- The Washington Times - Tuesday, March 17, 2020

The Ohio Supreme Court overnight Tuesday turned aside a challenge that sought to keep some polls open for the state’s March 17 elections, after the state’s director of public health ordered them closed in light of the coronavirus outbreak.

The complaint was filed on behalf of Corey Speweik, who is running for a seat on the Wood County Court of Common Pleas. It argues that changing the primary date would violate the “bedrock separation of powers” in the state constitution and that it would cause “chaos” for independent candidates.

The decision, agreed to by four of the seven justices, simply read “writ denied.” Mr. Speweik had tried to get the court to compel Secretary of State Frank LaRose to hold the Wood County primary on March 17.

In response, lawyers for the state said Mr. LaRose has no “clear legal duty” to heed the request and pointed out that Amy Acton, who heads the Ohio Department of Health, issued an order requiring that polls be closed on March 17.

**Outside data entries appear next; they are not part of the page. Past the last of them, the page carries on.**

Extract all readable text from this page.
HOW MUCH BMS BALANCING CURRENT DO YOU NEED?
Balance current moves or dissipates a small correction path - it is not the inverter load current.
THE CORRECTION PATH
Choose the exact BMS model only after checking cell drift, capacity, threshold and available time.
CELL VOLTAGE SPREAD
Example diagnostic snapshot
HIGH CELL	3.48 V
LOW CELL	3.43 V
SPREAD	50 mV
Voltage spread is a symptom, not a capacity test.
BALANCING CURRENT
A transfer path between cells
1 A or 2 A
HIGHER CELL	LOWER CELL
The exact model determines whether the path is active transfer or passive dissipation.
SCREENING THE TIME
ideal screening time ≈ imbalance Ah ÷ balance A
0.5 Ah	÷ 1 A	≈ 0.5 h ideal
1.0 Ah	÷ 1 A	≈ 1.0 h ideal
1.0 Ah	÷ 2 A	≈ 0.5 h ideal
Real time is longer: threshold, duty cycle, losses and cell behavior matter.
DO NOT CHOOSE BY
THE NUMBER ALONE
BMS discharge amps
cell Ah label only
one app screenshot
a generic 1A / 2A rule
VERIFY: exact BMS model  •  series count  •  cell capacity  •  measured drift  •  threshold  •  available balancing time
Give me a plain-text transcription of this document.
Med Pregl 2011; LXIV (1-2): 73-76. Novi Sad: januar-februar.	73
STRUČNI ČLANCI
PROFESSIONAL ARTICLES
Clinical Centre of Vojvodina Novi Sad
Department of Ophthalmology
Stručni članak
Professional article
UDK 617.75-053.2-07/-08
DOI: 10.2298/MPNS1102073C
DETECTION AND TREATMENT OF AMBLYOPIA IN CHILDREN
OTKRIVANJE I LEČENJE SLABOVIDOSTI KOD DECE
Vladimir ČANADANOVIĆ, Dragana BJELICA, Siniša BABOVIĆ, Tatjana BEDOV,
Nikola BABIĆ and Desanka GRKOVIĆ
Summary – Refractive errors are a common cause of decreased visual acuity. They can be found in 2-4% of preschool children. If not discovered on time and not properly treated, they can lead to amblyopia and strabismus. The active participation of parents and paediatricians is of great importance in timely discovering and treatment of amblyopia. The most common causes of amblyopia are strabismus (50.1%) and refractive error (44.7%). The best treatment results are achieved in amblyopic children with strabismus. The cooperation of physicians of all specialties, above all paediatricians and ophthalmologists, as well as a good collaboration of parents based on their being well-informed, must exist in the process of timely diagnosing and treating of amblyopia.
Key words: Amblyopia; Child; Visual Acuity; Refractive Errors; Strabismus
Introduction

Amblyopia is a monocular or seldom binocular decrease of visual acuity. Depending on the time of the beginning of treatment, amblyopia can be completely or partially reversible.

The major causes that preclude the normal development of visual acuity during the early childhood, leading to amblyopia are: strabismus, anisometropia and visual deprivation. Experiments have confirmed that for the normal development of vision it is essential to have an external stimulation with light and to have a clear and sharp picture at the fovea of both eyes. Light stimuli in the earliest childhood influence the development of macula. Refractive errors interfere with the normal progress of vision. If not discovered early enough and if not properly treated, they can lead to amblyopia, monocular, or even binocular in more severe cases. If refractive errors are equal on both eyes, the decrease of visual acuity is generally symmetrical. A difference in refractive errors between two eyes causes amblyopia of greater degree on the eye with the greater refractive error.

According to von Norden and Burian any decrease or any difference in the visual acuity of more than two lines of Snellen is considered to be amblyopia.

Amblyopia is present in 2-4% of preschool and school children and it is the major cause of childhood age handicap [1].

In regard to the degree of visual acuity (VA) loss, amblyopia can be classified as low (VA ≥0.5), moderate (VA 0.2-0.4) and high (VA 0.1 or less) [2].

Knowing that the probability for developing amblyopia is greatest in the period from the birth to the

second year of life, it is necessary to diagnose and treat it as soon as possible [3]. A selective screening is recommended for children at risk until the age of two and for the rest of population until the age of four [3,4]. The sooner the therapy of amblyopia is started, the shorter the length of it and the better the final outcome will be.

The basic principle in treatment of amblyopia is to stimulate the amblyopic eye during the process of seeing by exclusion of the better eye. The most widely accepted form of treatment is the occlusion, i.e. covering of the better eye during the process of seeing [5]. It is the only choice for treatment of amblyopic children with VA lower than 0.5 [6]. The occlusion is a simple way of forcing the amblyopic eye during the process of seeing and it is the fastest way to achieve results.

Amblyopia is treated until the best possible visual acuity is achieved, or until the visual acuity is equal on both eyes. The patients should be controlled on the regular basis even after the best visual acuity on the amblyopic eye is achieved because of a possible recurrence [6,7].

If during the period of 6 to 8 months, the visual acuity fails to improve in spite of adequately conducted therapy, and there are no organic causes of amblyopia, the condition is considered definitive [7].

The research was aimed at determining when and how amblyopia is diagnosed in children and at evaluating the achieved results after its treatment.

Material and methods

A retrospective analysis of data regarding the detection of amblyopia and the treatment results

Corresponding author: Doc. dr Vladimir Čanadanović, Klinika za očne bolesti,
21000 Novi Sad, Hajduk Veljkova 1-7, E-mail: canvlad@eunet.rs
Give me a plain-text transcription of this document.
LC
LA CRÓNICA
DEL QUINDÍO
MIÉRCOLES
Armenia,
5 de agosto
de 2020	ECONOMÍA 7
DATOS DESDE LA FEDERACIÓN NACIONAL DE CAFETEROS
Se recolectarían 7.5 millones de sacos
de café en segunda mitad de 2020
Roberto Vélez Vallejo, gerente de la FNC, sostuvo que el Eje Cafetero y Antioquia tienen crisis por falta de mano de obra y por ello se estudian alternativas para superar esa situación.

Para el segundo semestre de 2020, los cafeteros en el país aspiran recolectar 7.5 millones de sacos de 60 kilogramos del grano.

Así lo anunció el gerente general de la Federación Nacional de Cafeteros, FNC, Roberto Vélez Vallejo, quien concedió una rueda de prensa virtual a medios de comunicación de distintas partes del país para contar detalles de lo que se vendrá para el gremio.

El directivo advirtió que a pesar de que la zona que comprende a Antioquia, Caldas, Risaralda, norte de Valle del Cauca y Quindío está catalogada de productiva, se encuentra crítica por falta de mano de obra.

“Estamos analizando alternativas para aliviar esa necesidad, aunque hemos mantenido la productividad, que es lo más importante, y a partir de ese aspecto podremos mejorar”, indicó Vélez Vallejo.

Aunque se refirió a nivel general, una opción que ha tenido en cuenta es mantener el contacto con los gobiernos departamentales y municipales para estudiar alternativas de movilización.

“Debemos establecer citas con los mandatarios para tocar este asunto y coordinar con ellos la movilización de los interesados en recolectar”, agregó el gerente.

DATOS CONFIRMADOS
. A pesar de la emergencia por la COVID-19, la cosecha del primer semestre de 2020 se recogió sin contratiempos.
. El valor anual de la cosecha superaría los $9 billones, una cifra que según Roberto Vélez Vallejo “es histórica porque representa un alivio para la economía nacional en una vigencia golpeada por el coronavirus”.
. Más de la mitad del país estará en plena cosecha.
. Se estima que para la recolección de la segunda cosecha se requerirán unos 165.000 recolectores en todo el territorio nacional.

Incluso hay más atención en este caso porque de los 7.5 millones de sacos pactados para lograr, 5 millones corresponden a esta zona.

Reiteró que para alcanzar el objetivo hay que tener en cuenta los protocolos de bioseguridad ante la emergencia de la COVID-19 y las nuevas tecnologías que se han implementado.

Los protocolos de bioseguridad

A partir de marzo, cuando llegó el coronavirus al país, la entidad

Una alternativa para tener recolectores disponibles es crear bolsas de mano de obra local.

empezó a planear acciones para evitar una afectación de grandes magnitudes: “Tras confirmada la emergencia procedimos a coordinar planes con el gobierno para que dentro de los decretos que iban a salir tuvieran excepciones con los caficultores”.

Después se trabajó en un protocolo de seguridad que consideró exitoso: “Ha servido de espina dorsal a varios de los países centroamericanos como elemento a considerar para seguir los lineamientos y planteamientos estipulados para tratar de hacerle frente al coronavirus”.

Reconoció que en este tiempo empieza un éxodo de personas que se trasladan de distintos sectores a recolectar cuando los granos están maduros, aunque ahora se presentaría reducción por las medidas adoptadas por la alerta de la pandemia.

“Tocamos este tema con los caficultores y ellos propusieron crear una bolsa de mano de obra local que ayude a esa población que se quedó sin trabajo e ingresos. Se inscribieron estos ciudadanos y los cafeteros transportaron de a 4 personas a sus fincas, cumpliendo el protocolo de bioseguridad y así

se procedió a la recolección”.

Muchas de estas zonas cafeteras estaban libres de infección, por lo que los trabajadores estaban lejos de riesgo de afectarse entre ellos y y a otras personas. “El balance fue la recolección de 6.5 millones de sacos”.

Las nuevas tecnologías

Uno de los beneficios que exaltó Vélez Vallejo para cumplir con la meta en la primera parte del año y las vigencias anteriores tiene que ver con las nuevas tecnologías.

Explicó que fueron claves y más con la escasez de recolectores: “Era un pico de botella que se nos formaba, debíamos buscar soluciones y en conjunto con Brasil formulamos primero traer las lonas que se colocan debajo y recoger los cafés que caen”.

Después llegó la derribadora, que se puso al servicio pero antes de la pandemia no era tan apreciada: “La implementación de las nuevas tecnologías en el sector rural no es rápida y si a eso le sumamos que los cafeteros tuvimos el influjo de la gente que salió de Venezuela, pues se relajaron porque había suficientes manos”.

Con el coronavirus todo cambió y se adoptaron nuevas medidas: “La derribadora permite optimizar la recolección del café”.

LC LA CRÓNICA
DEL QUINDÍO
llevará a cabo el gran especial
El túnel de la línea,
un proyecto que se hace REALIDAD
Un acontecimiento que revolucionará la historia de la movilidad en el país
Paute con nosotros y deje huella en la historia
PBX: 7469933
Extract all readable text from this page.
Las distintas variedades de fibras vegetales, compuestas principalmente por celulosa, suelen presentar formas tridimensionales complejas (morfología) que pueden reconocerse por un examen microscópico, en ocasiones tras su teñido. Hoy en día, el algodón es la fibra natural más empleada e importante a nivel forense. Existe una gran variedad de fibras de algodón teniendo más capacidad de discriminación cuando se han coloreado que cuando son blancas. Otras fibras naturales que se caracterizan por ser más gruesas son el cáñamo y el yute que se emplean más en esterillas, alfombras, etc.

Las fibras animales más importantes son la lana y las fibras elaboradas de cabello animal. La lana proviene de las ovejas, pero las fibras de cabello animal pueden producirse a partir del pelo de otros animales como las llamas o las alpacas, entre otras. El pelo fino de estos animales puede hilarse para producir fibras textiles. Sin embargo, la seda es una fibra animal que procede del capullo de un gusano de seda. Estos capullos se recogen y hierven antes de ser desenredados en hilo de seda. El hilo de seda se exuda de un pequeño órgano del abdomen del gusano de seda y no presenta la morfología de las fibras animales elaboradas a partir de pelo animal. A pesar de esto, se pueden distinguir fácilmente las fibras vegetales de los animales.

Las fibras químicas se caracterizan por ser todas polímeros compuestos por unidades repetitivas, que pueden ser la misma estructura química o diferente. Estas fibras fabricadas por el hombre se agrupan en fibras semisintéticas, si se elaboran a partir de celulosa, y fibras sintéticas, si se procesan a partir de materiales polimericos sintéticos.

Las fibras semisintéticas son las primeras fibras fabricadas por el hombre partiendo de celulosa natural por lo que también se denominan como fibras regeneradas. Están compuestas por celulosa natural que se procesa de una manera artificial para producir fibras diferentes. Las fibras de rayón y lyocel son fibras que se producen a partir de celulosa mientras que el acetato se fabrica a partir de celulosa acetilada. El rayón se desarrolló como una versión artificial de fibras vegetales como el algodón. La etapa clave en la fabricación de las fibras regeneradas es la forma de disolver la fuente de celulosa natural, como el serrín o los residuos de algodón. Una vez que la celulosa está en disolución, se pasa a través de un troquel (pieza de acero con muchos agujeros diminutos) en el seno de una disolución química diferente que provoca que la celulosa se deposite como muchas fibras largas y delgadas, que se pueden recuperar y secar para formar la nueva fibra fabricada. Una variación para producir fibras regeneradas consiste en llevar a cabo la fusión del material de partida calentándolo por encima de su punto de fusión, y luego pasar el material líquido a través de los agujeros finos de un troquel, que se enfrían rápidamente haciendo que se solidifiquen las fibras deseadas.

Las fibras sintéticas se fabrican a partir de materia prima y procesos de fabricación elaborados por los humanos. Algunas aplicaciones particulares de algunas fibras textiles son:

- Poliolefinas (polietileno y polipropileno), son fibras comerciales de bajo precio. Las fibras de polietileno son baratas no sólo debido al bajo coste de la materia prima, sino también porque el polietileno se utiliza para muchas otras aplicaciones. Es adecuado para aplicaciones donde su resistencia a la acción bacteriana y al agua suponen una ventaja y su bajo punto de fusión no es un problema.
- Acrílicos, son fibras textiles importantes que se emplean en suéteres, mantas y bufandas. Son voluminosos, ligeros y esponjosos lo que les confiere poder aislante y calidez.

“The Secretary will not violate a clear legal duty by complying with an order from Ohio’s Health Director during a pandemic,” they said.

Gov. Mike DeWine said late Monday that the polls would be closed due to a “health emergency,” capping a madcap day after a Franklin County judge had denied a request to push back in-person voting in Ohio just hours earlier.

The complaint had cited comments from Mr. DeWine and Mr. LaRose at a Monday press conference where they had pushed for a delay in in-person voting. Those comments came before Franklin County Judge Richard Frye’s ruling and before Dr. Acton ordered the polls closed late Monday.

Mr. DeWine and Mr. LaRose said people shouldn’t be forced to choose between protecting their health and exercising their constitutional right to vote in light of the expanding coronavirus epidemic.

“It was simply untenable for us to continue telling Ohioans to go to the polls,” Mr. LaRose said Tuesday on CNN’s “New Day.”

Mr. LaRose issued a directive to county boards of elections saying that the presidential primary is suspended until June 2.

The directive says that boards of elections are to remain open on March 17 through 7:30 p.m. to receive any absentee ballots, but that they’re prohibited from tabulating and reporting any results until the close of polls on June 2.

Asked what happens if things aren’t better by June 2, Mr. LaRose said: “That’s a bridge we’ll have to cross when we get to it.”

Three other states are proceeding with their presidential primaries on Tuesday: Arizona, Florida and Illinois.